The night temperature of the early house should not yet exceed 55° when cold and 60° when mild; with a dull cold day temperature of 5° or 8° more. Syringe the trees with tepid water when the house is shut up, and let the temperature rise to 75° for a time. See that the inside border is kept moist; and if the trees be old and require stimulating, water alternately with guano and dung water. As soon as the fruit are stoned, 5° more heat may be applied. Thin the fruit to about one to 10 inches or a foot apart, according to the vigour of the trees. Very heavy crops of early Peaches are never satisfactory - unless, indeed, the trees be young and in the prime of vigour: two fine peaches are certainly to be preferred to three inferior ones. Look carefully over the young growths, and where it cannot be laid in without crowding, thin a portion of it out.
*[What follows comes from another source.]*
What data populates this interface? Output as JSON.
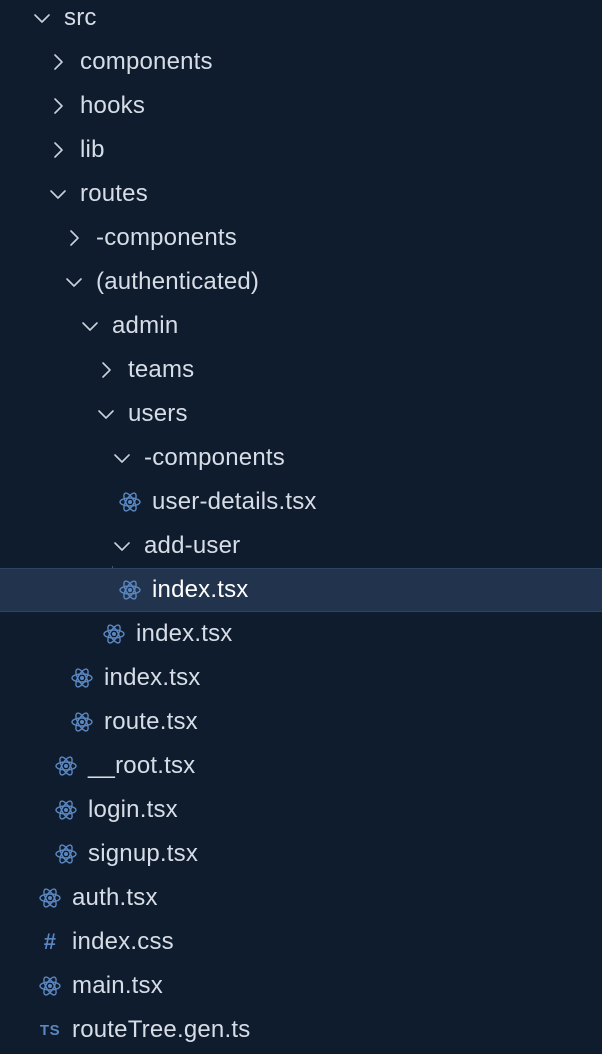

Where the fruits are set and the size of large peas, go over them and carefully thin off such as are not in good positions, and where they are in clusters, always leaving the largest and best - shapen ones.

Disbud all advancing trees by degrees, first removing all the front and back buds, ultimately leaving the terminal bud and two or three nearer the base of last year's growth, according to the length and strength of that growth, and the room there is for young shoots: crowding is a great evil. "Whenever greenfly appears, get rid of it at once.

Peach Forcing #3

The earliest Peaches, when stoned and swelling freely, may have the temperature advanced to 65° at night during mild weather, and especially when the house can be shut up with sun-heat; but when cold windy nights occur, 60° is high enough. See that the inside border is properly supplied with water; and in the case of oldish free-bearing trees, apply liquid-manure. Let the moisture of the atmosphere be increased in proportion to light and heat, and syringe the trees freely every fine afternoon at shutting-up time. Examine the trees carefully, and see that they are neither over-cropped nor too thick of young wood, and remove all superfluous growths, so that what is retained and tied to the trellis has plenty of room. Disbud and pinch young wood in succession-houses; thin the fruit also, and do not let greenfly get a footing. We have known Peach crops destroyed in cool houses by April frosts, and means should be taken to prevent this by putting a little heat into the pipes - or where there are no pipes, by partially or wholly covering the glass with canvas.

If mildew appears on trees in any stage of growth, dust them with flower of sulphur.